Yevgeny Voronin, the clinic’s founder and director, says this lack of affection and intellectual stimulation can result in lifelong handicap:
"We've started receiving HIV-positive children who have been isolated until they were 1 1/2 or two years old in regional hospitals where the personnel were afraid to approach them," Voronin said. "We noticed that while we could help these children medically, they no longer had any hope of adapting to life because they were so neglected socially. These children resemble each other -- they don't show any emotion, their face is mask-like, they don't smile, they sit in one place."
Most babies born to HIV-positive women do not carry the virus. Those who are free of the virus are usually sent to orphanages after 18 months -- the times it takes in Russia to officially diagnose whether the child has HIV.
But those who do turn out to have the virus, however, can remain in hospital wards for years.
Dismal Conditions
Human Rights Watch last year expressed outrage at the treatment of HIV-positive children in Russia, accusing the authorities of "lamentably failing" to guarantee the rights of children and mothers with HIV.
The staff at Ust-Izhora's clinic, by contrast, is loving and attentive.
Medically, the children are also well cared for. They receive antiretroviral therapy drugs paid for by the state. Here again, they are lucky -- according to a United Nations report released last year, fewer than 10 percent of Russia's HIV-sufferers have access to treatment.

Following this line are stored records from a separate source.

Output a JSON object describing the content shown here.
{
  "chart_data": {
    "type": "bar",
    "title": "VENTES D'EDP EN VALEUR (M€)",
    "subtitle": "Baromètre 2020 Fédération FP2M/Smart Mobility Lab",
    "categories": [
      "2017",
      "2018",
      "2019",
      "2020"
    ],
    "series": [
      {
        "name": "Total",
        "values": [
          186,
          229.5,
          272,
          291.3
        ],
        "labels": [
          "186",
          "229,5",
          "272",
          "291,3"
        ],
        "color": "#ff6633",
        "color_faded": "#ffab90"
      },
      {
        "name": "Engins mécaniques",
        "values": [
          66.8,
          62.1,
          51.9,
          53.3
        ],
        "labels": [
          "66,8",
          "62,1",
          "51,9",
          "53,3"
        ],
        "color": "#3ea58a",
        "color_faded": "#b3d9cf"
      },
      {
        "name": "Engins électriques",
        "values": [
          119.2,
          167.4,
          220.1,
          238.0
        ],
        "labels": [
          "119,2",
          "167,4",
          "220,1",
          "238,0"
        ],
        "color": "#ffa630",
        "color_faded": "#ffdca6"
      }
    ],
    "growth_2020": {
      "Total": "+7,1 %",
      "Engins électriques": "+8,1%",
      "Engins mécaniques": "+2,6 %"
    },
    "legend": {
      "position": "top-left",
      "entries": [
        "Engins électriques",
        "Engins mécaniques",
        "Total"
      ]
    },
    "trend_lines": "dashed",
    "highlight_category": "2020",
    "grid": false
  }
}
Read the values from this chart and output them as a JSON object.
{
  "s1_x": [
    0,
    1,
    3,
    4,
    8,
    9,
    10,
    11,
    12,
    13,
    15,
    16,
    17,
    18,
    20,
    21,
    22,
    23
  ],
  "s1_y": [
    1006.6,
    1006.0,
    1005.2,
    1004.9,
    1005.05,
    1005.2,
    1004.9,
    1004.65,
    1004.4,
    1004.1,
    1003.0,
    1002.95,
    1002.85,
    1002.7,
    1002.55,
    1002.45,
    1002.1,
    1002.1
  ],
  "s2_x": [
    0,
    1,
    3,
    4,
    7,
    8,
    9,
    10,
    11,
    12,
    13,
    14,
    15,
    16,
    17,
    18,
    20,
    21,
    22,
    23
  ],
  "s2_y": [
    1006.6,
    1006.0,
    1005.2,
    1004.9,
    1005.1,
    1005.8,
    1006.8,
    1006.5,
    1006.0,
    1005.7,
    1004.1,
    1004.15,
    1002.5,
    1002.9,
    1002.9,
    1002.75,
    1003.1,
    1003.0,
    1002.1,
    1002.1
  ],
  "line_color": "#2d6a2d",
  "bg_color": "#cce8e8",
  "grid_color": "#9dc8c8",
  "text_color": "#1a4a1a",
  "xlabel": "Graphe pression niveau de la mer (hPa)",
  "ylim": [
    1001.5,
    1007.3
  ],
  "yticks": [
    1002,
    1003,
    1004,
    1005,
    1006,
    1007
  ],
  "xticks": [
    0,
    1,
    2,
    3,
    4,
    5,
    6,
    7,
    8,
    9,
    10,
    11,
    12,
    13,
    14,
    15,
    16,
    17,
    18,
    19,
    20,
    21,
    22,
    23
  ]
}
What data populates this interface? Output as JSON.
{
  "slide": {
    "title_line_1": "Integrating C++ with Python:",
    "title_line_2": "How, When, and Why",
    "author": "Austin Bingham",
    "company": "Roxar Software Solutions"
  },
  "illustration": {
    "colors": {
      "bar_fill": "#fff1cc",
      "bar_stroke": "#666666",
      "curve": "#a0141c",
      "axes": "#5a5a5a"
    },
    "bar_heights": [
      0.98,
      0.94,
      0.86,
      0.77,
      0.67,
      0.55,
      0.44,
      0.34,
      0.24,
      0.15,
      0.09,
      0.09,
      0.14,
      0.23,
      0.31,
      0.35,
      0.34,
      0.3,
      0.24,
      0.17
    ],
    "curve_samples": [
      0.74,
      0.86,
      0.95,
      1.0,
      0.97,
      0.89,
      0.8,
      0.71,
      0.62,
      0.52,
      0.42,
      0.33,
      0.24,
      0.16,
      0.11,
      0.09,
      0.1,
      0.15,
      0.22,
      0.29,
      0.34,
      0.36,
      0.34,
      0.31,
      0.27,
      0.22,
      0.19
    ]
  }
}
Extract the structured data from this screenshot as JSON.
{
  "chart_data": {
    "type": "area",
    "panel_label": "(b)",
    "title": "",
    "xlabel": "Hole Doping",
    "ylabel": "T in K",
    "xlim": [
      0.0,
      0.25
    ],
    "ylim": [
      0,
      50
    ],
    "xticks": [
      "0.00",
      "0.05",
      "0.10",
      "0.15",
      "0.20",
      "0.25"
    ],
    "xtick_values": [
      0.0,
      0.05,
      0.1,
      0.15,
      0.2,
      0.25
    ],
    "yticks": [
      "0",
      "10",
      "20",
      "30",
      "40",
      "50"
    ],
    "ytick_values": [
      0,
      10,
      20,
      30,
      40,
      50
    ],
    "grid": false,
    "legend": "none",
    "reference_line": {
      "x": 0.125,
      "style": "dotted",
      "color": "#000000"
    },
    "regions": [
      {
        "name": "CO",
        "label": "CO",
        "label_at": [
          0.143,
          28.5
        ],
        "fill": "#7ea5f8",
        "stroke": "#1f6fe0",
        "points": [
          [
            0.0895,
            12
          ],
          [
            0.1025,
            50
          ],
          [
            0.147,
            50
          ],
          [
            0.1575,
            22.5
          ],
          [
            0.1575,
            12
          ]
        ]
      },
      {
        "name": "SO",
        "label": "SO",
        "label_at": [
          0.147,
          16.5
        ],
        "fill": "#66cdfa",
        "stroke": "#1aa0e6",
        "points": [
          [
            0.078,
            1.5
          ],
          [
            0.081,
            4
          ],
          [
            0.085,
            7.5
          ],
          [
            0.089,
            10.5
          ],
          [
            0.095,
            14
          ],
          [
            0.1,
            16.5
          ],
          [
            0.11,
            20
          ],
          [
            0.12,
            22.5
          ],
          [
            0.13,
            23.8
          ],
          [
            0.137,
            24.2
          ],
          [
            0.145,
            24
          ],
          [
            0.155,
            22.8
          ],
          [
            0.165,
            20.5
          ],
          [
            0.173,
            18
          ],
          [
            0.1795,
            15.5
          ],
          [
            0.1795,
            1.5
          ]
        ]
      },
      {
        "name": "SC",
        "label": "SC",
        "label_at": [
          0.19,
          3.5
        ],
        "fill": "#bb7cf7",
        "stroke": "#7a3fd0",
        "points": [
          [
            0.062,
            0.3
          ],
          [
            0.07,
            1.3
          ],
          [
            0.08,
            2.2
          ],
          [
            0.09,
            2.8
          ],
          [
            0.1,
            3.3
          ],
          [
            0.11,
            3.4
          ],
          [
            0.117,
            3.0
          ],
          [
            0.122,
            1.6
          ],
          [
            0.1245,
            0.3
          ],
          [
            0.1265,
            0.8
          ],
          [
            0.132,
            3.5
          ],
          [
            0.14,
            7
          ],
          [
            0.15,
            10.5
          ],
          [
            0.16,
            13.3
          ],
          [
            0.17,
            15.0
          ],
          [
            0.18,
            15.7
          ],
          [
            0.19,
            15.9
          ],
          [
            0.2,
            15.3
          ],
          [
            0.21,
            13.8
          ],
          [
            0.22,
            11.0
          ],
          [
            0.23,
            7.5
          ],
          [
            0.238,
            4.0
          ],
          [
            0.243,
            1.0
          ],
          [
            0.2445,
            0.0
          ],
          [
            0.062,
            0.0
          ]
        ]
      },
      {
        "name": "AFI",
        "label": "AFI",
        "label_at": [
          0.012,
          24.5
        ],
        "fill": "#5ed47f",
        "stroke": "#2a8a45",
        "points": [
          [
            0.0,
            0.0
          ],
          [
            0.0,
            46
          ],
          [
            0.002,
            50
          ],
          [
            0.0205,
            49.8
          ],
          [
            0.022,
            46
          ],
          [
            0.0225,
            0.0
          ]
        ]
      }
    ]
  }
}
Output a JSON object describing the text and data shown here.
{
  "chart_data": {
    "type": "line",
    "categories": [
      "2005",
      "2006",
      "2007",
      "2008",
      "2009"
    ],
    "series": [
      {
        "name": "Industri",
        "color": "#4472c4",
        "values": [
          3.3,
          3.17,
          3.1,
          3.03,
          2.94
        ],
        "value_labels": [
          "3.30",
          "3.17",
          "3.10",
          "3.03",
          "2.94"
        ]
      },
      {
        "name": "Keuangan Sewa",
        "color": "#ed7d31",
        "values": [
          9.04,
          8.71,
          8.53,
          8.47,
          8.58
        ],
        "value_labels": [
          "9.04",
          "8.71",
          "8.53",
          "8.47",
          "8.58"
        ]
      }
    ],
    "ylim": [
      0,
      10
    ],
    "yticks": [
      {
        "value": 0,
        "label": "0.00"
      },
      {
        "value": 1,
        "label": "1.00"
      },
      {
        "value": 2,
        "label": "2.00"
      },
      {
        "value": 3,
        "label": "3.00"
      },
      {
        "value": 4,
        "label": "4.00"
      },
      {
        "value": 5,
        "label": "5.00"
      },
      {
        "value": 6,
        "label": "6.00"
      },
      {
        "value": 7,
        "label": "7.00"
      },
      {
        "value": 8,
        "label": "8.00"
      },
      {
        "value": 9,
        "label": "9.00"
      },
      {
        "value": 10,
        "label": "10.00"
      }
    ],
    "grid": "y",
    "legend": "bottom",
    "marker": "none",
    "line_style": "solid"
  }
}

But these children know enough about the outside world to understand that the caresses and the kind words bestowed by the nurses cannot replace a real family. Their chances of finding adoptive parents, unfortunately, are slim. Of all the HIV-positive children born since the virus took root in Russia, only five have been adopted.
Voronin says even the clinic's less disturbed children show alarming signs of loneliness.
"We have this boy, Sasha, we call him 'the artist' because he can make anyone laugh and always has many friends," Voronin said. "I once asked him: 'Sasha, who are your friends?' and he answered: 'My best friend is grandmother.' But he doesn't have any grandmother. It turned out that one year before, the grandmother of an HIV-positive child had given him a chocolate. So he started considering her his grandmother. He asked: 'Why is she not coming to visit me? Find me my grandmother.'"
Public Awareness
Voronin says that the attitude of the authorities towards HIV/AIDS patients has improved in recent years.
If five years ago half the children abandoned by HIV-positive women were segregated in hospitals, Voronin says "baby houses" are gradually overcoming their reluctance to take in these children.
The government has also stepped up the fight against HIV/AIDS, with President Vladimir Putin earmarking $105 million for fighting HIV/AIDS in 2006 -- a 20-fold increase from the previous year.
Public misconceptions and discrimination against HIV sufferers, however, are still deeply ingrained in Russian society.
Vornin says it will take many more years before children with HIV are no longer treated as outcasts.
The government has stepped up the fight against HIV/AIDS by drastically increasing funding for combating HIV/AIDS in 2006.
"People are still scared, they think these children have no future," Voronin said. "They [children] are denied opportunities because of prejudices that they won't live long, that they are easily infectious. In reality, this is absolutely not true. New medicines are available now. But what was in people's head 20 years ago has not changed. The worst punishment for these children is not HIV, it is society's prejudice. This is the most terrible punishment."
After 15 years of work at Ust-Izhora, Voronin is well placed to speak about the prejudice against HIV.
When the Republican Hospital for Infectious Diseases was launched in 1991, local residents actively lobbied to have it either closed down or moved to Siberia.
The clinic was created after 270 children were infected with the virus in hospitals in southern Russia, in what remains the country's most shocking HIV scandal.